We had to do this while saying our lines.  To help us out, we each had “shadows”,  people who would feed us our lines, in little phrase bits.  We both were pretty much off book, so this was something  just to help us out, because in the struggling you can forget where you are in the text.  We also had a selection of spotters that were around us to make sure we didn’t run into poles, or furniture, or other people.
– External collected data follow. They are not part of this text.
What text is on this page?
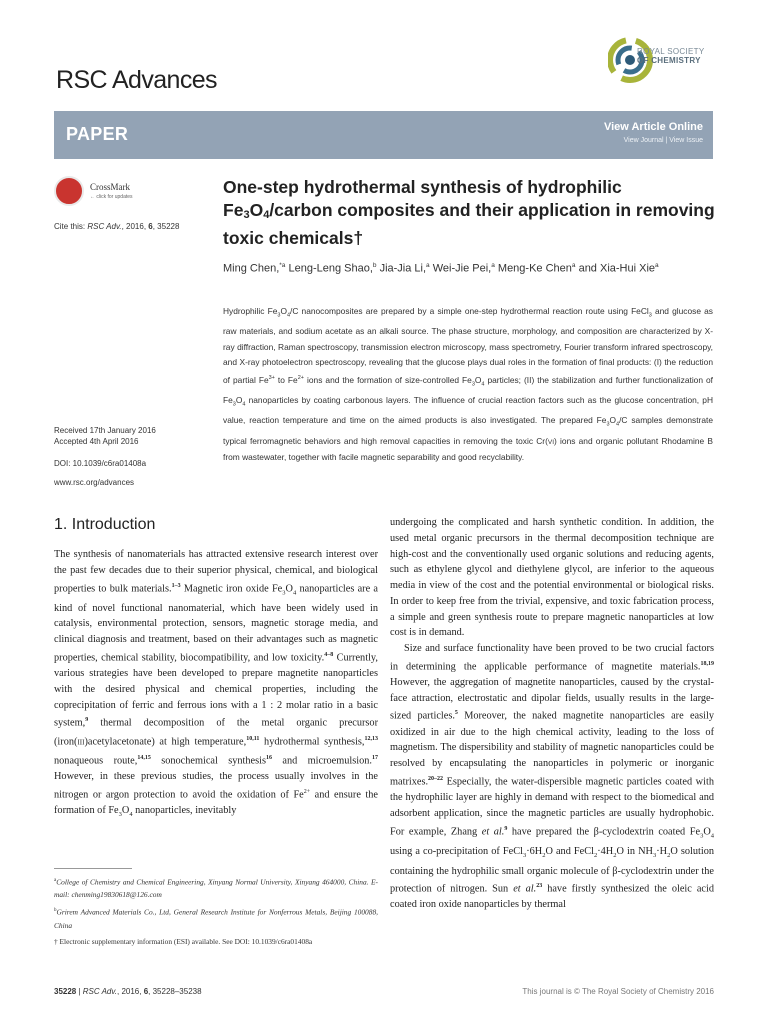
RSC Advances
ROYAL SOCIETY
OF CHEMISTRY
PAPER	View Article Online
View Journal | View Issue
CrossMark
← click for updates
Cite this: RSC Adv., 2016, 6, 35228
One-step hydrothermal synthesis of hydrophilic $Fe_3O_4$/carbon composites and their application in removing toxic chemicals†
Ming Chen,$^{*a}$ Leng-Leng Shao,$^b$ Jia-Jia Li,$^a$ Wei-Jie Pei,$^a$ Meng-Ke Chen$^a$ and Xia-Hui Xie$^a$
Hydrophilic $Fe_3O_4/C$ nanocomposites are prepared by a simple one-step hydrothermal reaction route using FeCl$_3$ and glucose as raw materials, and sodium acetate as an alkali source. The phase structure, morphology, and composition are characterized by X-ray diffraction, Raman spectroscopy, transmission electron microscopy, mass spectrometry, Fourier transform infrared spectroscopy, and X-ray photoelectron spectroscopy, revealing that the glucose plays dual roles in the formation of final products: (I) the reduction of partial $Fe^{3+}$ to $Fe^{2+}$ ions and the formation of size-controlled $Fe_3O_4$ particles; (II) the stabilization and further functionalization of $Fe_3O_4$ nanoparticles by coating carbonous layers. The influence of crucial reaction factors such as the glucose concentration, pH value, reaction temperature and time on the aimed products is also investigated. The prepared $Fe_3O_4/C$ samples demonstrate typical ferromagnetic behaviors and high removal capacities in removing the toxic Cr(VI) ions and organic pollutant Rhodamine B from wastewater, together with facile magnetic separability and good recyclability.
Received 17th January 2016
Accepted 4th April 2016
DOI: 10.1039/c6ra01408a
www.rsc.org/advances
1. Introduction

The synthesis of nanomaterials has attracted extensive research interest over the past few decades due to their superior physical, chemical, and biological properties to bulk materials.$^{1-3}$ Magnetic iron oxide $Fe_3O_4$ nanoparticles are a kind of novel functional nanomaterial, which have been widely used in catalysis, environmental protection, sensors, magnetic storage media, and clinical diagnosis and treatment, based on their advantages such as magnetic properties, chemical stability, biocompatibility, and low toxicity.$^{4-8}$ Currently, various strategies have been developed to prepare magnetite nanoparticles with the desired physical and chemical properties, including the coprecipitation of ferric and ferrous ions with a 1 : 2 molar ratio in a basic system,$^9$ thermal decomposition of the metal organic precursor (iron(III)acetylacetonate) at high temperature,$^{10,11}$ hydrothermal synthesis,$^{12,13}$ nonaqueous route,$^{14,15}$ sonochemical synthesis$^{16}$ and microemulsion.$^{17}$ However, in these previous studies, the process usually involves in the nitrogen or argon protection to avoid the oxidation of $Fe^{2+}$ and ensure the formation of $Fe_3O_4$ nanoparticles, inevitably

undergoing the complicated and harsh synthetic condition. In addition, the used metal organic precursors in the thermal decomposition technique are high-cost and the conventionally used organic solutions and reducing agents, such as ethylene glycol and diethylene glycol, are inferior to the aqueous media in view of the cost and the potential environmental or biological risks. In order to keep free from the trivial, expensive, and toxic fabrication process, a simple and green synthesis route to prepare magnetic nanoparticles at low cost is in demand.

Size and surface functionality have been proved to be two crucial factors in determining the applicable performance of magnetite materials.$^{18,19}$ However, the aggregation of magnetite nanoparticles, caused by the crystal-face attraction, electrostatic and dipolar fields, usually results in the large-sized particles.$^5$ Moreover, the naked magnetite nanoparticles are easily oxidized in air due to the high chemical activity, leading to the loss of magnetism. The dispersibility and stability of magnetic nanoparticles could be resolved by encapsulating the nanoparticles in polymeric or inorganic matrixes.$^{20-22}$ Especially, the water-dispersible magnetic particles coated with the hydrophilic layer are highly in demand with respect to the biomedical and adsorbent application, since the magnetic particles are usually hydrophobic. For example, Zhang et al.$^9$ have prepared the β-cyclodextrin coated $Fe_3O_4$ using a co-precipitation of $FeCl_3\cdot 6H_2O$ and $FeCl_2\cdot 4H_2O$ in $NH_3\cdot H_2O$ solution containing the hydrophilic small organic molecule of β-cyclodextrin under the protection of nitrogen. Sun et al.$^{23}$ have firstly synthesized the oleic acid coated iron oxide nanoparticles by thermal

$^a$College of Chemistry and Chemical Engineering, Xinyang Normal University, Xinyang 464000, China. E-mail: chenming19830618@126.com

$^b$Grirem Advanced Materials Co., Ltd, General Research Institute for Nonferrous Metals, Beijing 100088, China

† Electronic supplementary information (ESI) available. See DOI: 10.1039/c6ra01408a

35228 | RSC Adv., 2016, 6, 35228–35238	This journal is © The Royal Society of Chemistry 2016
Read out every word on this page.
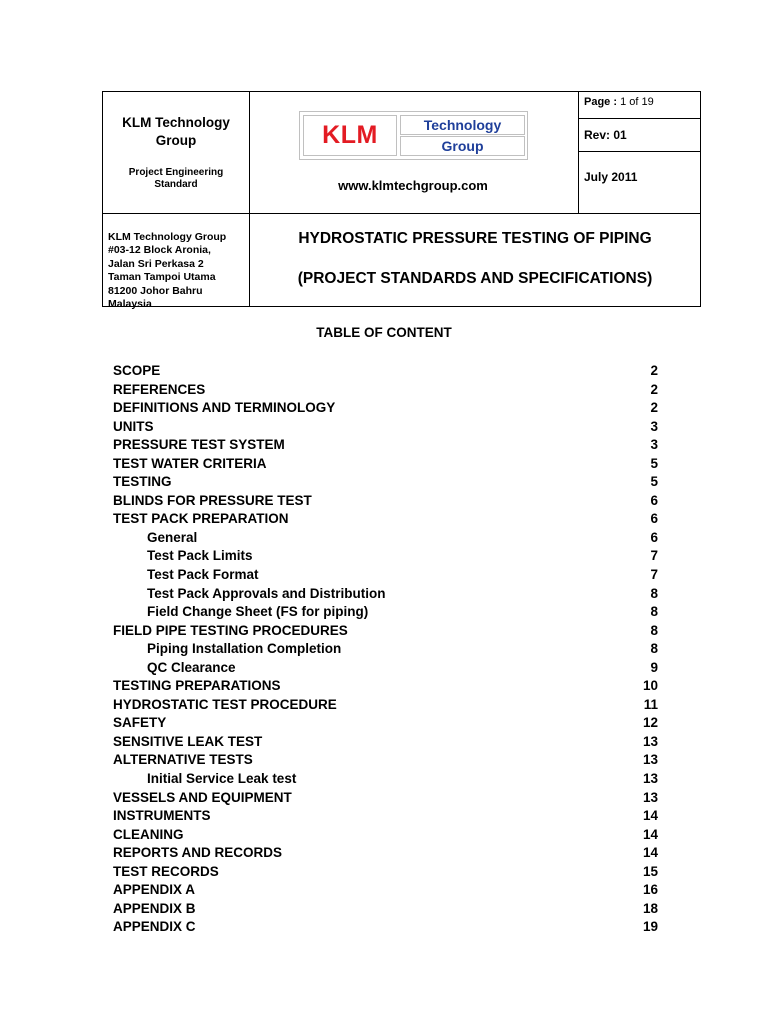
KLM Technology
Group
Project Engineering
Standard
KLM	Technology
Group
www.klmtechgroup.com
Page : 1 of 19
Rev: 01
July 2011
KLM Technology Group
#03-12 Block Aronia,
Jalan Sri Perkasa 2
Taman Tampoi Utama
81200 Johor Bahru
Malaysia
HYDROSTATIC PRESSURE TESTING OF PIPING
(PROJECT STANDARDS AND SPECIFICATIONS)
TABLE OF CONTENT
SCOPE	2
REFERENCES	2
DEFINITIONS AND TERMINOLOGY	2
UNITS	3
PRESSURE TEST SYSTEM	3
TEST WATER CRITERIA	5
TESTING	5
BLINDS FOR PRESSURE TEST	6
TEST PACK PREPARATION	6
General	6
Test Pack Limits	7
Test Pack Format	7
Test Pack Approvals and Distribution	8
Field Change Sheet (FS for piping)	8
FIELD PIPE TESTING PROCEDURES	8
Piping Installation Completion	8
QC Clearance	9
TESTING PREPARATIONS	10
HYDROSTATIC TEST PROCEDURE	11
SAFETY	12
SENSITIVE LEAK TEST	13
ALTERNATIVE TESTS	13
Initial Service Leak test	13
VESSELS AND EQUIPMENT	13
INSTRUMENTS	14
CLEANING	14
REPORTS AND RECORDS	14
TEST RECORDS	15
APPENDIX A	16
APPENDIX B	18
APPENDIX C	19
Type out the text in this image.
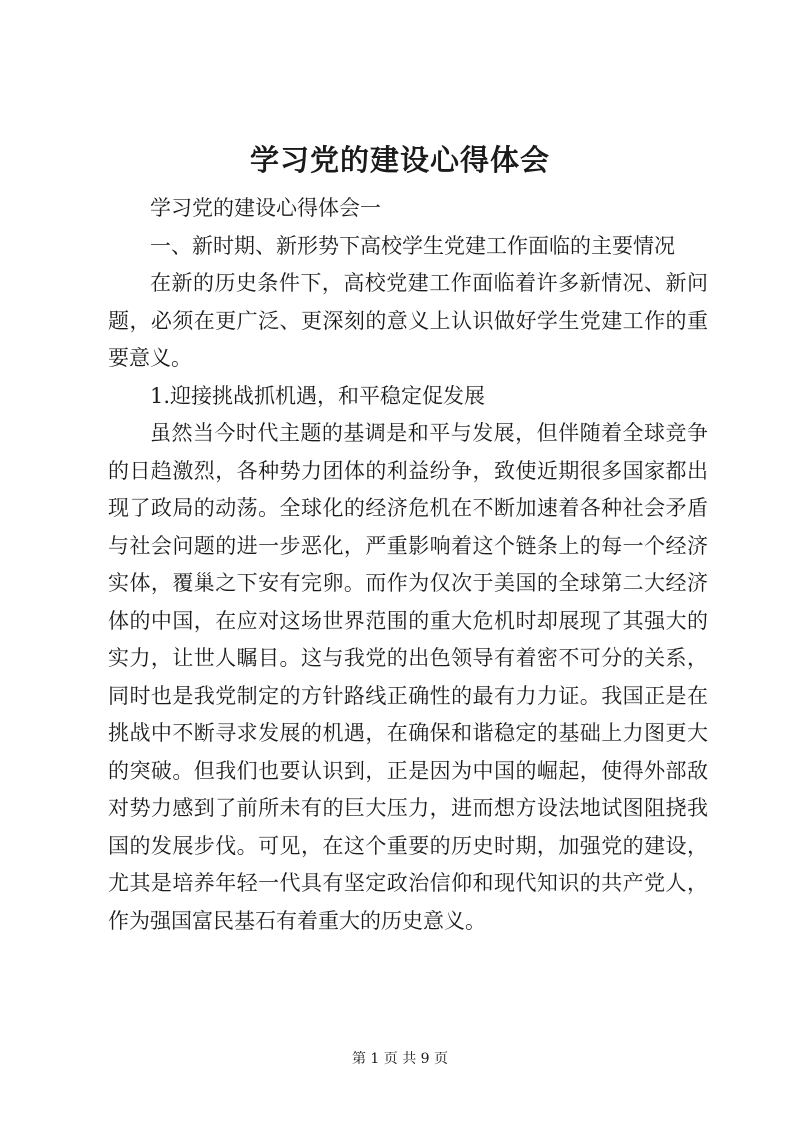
学习党的建设心得体会

学习党的建设心得体会一

一、新时期、新形势下高校学生党建工作面临的主要情况

在新的历史条件下，高校党建工作面临着许多新情况、新问题，必须在更广泛、更深刻的意义上认识做好学生党建工作的重要意义。

1.迎接挑战抓机遇，和平稳定促发展

虽然当今时代主题的基调是和平与发展，但伴随着全球竞争的日趋激烈，各种势力团体的利益纷争，致使近期很多国家都出现了政局的动荡。全球化的经济危机在不断加速着各种社会矛盾与社会问题的进一步恶化，严重影响着这个链条上的每一个经济实体，覆巢之下安有完卵。而作为仅次于美国的全球第二大经济体的中国，在应对这场世界范围的重大危机时却展现了其强大的实力，让世人瞩目。这与我党的出色领导有着密不可分的关系，同时也是我党制定的方针路线正确性的最有力力证。我国正是在挑战中不断寻求发展的机遇，在确保和谐稳定的基础上力图更大的突破。但我们也要认识到，正是因为中国的崛起，使得外部敌对势力感到了前所未有的巨大压力，进而想方设法地试图阻挠我国的发展步伐。可见，在这个重要的历史时期，加强党的建设，尤其是培养年轻一代具有坚定政治信仰和现代知识的共产党人，作为强国富民基石有着重大的历史意义。

第 1 页 共 9 页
I don’t know how long it actually was, but it felt like an eternity.  Guessing on how long it was for the other people I’d say it was about 10 minutes.  Try wrestling with someone for ten minutes, it’s exhausting.  I was wearing a pair of cargo capris with lots of pockets.  I stashed the sock in the lowest pocket on my right leg, right about knee level.  I folded it flat as possible, so it wouldn’t be noticeable.

We started out energetically.  I tried slinging the shet over him and getting it wrapped around his arms.  He kept searching me.  He didn’t go for the lower pockets, tried sticking his hands in my upper pockets and back pockets.  I kept trying to wrap his arms up, or get the sheet around him, and of course do his task, he kept having to break free of my attempts.  This worked in my favor, at least for a while, because he couldn’t search while he was trying to free himself.

Eventually though, he found out where the sock was.  Then my game plan changed from trying to wrap him up, to keep him from getting the sock.  I twisted and turned so he couldn’t reach the pocket, rolling one way and another, but eventually he got it.  Then he tried to leave, so now my job became to hold on to him and not let him go.  I’m supposed to stay sitting on the mattress, but he is stronger than me, so eventually he pulled me off, but I wouldn’t let go.

He was on his butt, dragging himself across the floor, pushing with his legs.  I was holding on with a death grip to his pants (each hand located dangerously close to either side of his crotch), on my stomach, as he dragged me along with him.  I wanted to let go, and get a better grip, but I knew if I did that he would spring away, and the way I was laying I wouldn’t be able to get him fast enough before he got out the door.

So we inched along across the floor, with our entourage of shadows and spotters.  Frantically saying our lines, until finally… finally, Robin came over and told us to stop, when we were about five feet from the door.  We lay there in an exhausted heap, sweaty and out of breath.

Fun you ask?  Yes,  but it also had the desperation of the scene, especially at the end.  I couldn’t do much but hang on and hope that he wouldn’t leave.  He interestingly said, that at that point he was hoping I would do more to keep him from leaving.  Interesting when you think about it.  A husband who wants to leave, and wants his wife’s blessing as it were, but also wants her to fight to keep him more than she is.

I also got in touch with the desperation that my character has.  That was important for me, because I hadn’t been able to get in touch with that much, just on an intellectual level.  Also, interesting was that the fighting was fun.  In the play, the husband and wife snipe and verbally jab at each other.  I think this, in better times for them, is how they have fun and connect, how they challenge and stimulate each other.  That came out in the wrestling

So very productive, if exhausting.  I burned a lot of calories.  I was saying, who needs aerobics, and Tae Bo, and ab machines.  Find someone and wrestle them for ten to fifteen minutes.  You’ll get a great workout, and you might learn some interesting things about your relationship.